В Москве составилось общество богатых игроков, под председательством славного Чекалинского, проведшего весь век за картами и нажившего некогда миллионы, выигрывая векселя и проигрывая чистые деньги. Долговременная опытность заслужила ему доверенность товарищей, а открытый дом, славный повар, ласковость и веселость приобрели уважение публики. Он приехал в Петербург, Молодежь к нему нахлынула, забывая балы для карт и предпочитая соблазны фараона обольщениям волокитства. Нарумов привез к нему Германна.
Они прошли ряд великолепных комнат, наполненных учтивыми официантами. Несколько генералов и тайных советников играли в вист; молодые люди сидели, развалясь на штофных диванах, ели мороженое и курили трубки. В гостиной за длинным столом, около которого теснилось человек двадцать игроков, сидел хозяин и метал банк. Он был человек лет шестидесяти, самой почтенной наружности; голова покрыта была серебряной сединою; полное и свежее лицо изображало добродушие; глаза блистали, оживленные всегдашнею улыбкою. Нарумов представил ему Германна. Чекалинский дружески пожал ему руку, просил не церемониться и продолжал метать.
Талья длилась долго. На столе стояло более тридцати карт. Чекалинский останавливался после каждой прокидки, чтобы дать играющим время распорядиться, записывал проигрыш, учтиво вслушивался в их требования, еще учтивее отгибал лишний угол, загибаемый рассеянною рукою. Наконец талья кончилась. Чекалинский стасовал карты и приготовился метать другую.
– Позвольте поставить карту, – сказал Германн, протягивая руку из-за толстого господина, тут же понтировавшего. Чекалинский улыбнулся и поклонился, молча, в знак покорного согласия. Нарумов, смеясь, поздравил Германна с разрешением долговременного поста и пожелал ему счастливого начала.
– Идет! – сказал Германн, подписав мелом куш над своею картою.
– Сколько-с? – спросил, прищуриваясь, банкомет: – извините-с, я не разгляжу.
– Сорок семь тысяч, – отвечал Германн.
При этих словах все головы обратились мгновенно, и все глаза устремились на Германна. – Он с ума сошел! – подумал Нарумов.
– Позвольте заметить вам, – сказал Чекалинский с неизменной своею улыбкою, – что игра ваша сильна: никто более двухсот семидесяти пяти семпелем здесь еще не ставил.

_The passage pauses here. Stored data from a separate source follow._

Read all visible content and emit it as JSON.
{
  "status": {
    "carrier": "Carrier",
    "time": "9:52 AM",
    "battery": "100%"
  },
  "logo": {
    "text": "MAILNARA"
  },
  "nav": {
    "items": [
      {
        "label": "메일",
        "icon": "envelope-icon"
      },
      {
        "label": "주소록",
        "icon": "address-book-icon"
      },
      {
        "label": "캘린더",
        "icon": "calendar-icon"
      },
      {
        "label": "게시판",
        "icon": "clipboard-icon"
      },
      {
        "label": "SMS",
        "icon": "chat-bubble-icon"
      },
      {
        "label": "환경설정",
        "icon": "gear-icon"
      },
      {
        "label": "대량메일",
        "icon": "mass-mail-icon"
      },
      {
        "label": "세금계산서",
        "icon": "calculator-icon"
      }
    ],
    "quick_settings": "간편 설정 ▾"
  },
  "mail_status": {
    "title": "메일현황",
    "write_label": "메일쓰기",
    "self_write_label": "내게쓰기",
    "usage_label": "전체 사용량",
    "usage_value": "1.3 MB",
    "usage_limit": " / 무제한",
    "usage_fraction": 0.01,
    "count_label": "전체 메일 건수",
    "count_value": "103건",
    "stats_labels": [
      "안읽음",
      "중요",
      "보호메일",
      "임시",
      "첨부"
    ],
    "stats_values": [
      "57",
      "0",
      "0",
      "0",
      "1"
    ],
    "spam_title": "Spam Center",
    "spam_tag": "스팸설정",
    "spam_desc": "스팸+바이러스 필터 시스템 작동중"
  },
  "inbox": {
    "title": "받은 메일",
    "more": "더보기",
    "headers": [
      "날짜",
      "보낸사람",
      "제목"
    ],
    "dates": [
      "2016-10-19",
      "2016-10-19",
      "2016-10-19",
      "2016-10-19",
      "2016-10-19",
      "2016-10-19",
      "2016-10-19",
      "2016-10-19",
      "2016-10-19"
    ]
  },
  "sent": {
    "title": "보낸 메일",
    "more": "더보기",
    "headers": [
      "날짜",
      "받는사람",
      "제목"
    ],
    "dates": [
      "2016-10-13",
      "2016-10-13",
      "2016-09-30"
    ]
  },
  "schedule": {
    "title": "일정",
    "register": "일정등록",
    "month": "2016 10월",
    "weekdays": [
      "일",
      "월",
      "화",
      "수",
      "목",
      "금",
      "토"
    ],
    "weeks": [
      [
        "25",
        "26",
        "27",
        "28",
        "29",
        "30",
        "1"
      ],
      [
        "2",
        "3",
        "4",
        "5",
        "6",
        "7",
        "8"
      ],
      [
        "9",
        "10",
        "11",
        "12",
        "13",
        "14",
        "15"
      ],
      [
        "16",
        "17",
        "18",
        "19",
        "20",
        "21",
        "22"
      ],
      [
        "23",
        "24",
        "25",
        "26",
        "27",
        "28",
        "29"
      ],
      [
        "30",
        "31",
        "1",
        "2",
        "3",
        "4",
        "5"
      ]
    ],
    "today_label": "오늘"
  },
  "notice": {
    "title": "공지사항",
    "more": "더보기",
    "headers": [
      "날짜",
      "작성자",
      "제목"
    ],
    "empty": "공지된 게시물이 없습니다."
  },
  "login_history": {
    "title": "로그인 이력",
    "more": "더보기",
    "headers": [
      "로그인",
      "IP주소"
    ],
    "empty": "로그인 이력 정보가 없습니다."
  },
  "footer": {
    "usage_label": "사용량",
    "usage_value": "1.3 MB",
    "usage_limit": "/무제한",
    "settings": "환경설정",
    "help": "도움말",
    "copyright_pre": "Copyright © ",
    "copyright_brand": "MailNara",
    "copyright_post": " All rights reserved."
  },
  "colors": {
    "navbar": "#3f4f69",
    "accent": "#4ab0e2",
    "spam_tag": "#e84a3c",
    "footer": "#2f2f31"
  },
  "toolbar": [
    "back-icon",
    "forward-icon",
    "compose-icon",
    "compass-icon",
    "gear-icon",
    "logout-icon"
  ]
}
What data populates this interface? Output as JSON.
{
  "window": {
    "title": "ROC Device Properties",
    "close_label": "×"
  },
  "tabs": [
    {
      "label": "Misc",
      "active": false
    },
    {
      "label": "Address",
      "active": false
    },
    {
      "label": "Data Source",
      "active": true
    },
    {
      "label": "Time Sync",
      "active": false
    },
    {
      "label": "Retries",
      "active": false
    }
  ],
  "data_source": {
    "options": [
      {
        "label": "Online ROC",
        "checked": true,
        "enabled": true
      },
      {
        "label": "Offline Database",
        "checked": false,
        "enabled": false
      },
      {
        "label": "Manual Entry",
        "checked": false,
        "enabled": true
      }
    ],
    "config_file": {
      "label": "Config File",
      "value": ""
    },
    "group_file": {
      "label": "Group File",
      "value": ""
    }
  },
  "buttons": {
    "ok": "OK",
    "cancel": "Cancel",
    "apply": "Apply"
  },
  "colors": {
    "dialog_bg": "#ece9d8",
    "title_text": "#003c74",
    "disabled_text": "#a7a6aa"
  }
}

– Что ж? – возразил Германн, – бьете вы мою карту или нет?
Чекалинский поклонился с видом того же смиренного согласия.
– Я хотел только вам доложить, – сказал он, – что, будучи удостоен доверенности товарищей, я не могу метать иначе, как на чистые деньги. С моей стороны я конечно уверен, что довольно вашего слова, но для порядка игры и счетов прошу вас поставить деньги на карту.
Германн вынул из кармана банковый билет и подал его Чекалинскому, который, бегло посмотрев его, положил на Германнову карту.
Он стал метать. Направо легла девятка, налево тройка.
– Выиграла! – сказал Германн, показывая свою карту.
Между игроками поднялся шепот. Чекалинский нахмурился, но улыбка тотчас возвратилась на его лицо.
– Изволите получить? – спросил он Германна.
– Сделайте одолжение.
Чекалинский вынул из кармана несколько банковых билетов и тотчас расчелся. Германн принял свои деньги и отошел от стола. Нарумов не мог опомниться. Германн выпил стакан лимонаду и отправился домой.
На другой день вечером он опять явился у Чекалинского. Хозяин метал. Германн подошел к столу; понтеры тотчас дали ему место. Чекалинский ласково ему поклонился.
Германн дождался новой тальи, поставил карту, положив на нее свои сорок семь тысяч и вчерашний выигрыш.
Чекалинский стал метать. Валет выпал направо, семерка налево.
Германн открыл семерку.
Все ахнули. Чекалинский видимо смутился. Он отсчитал девяносто четыре тысячи и передал Германну. Германн принял их с хладнокровием и в ту же минуту удалился.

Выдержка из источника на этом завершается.